Materials and methods:
Case control study. Group 1, N=30 subjects, using mobile smart phones since past 1-5 years and exposure time more than 2 hours per day. Group II included 30 subjects, using mobile smart phones for more than 5 years and exposure time more than 2 hours per day. Headache, tinnitus, or sensations of burning around phone-using were excluded. Brainstem auditory evoked potential (BAEP) done.
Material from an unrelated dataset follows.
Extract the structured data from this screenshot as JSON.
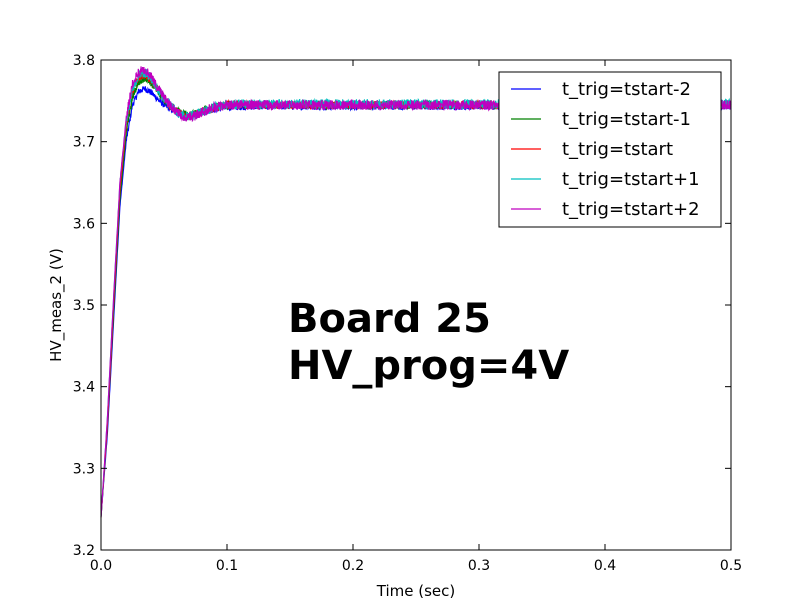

Student Unpaired t test was used for analysis and chisquare test.

Results:
Mean ± SD of absolute latencies (AL) of Brainstem evoked response auditory. (BERA) waves III, V and all interpeak latencies at 80 dB and 4,6,8 KHz in group 2 were delayed and significant as compared to group 1. All parameters were highly significant at 8KHz as compared to 4KHz in group 2.

Conclusion:
Brain stem evoked response audiometry (BERA) detects hearing loss in smart mobile phone using subjects at higher frequencies i.e at 8 KHz early. Hence central neural axis involvement can be detected early by BERA.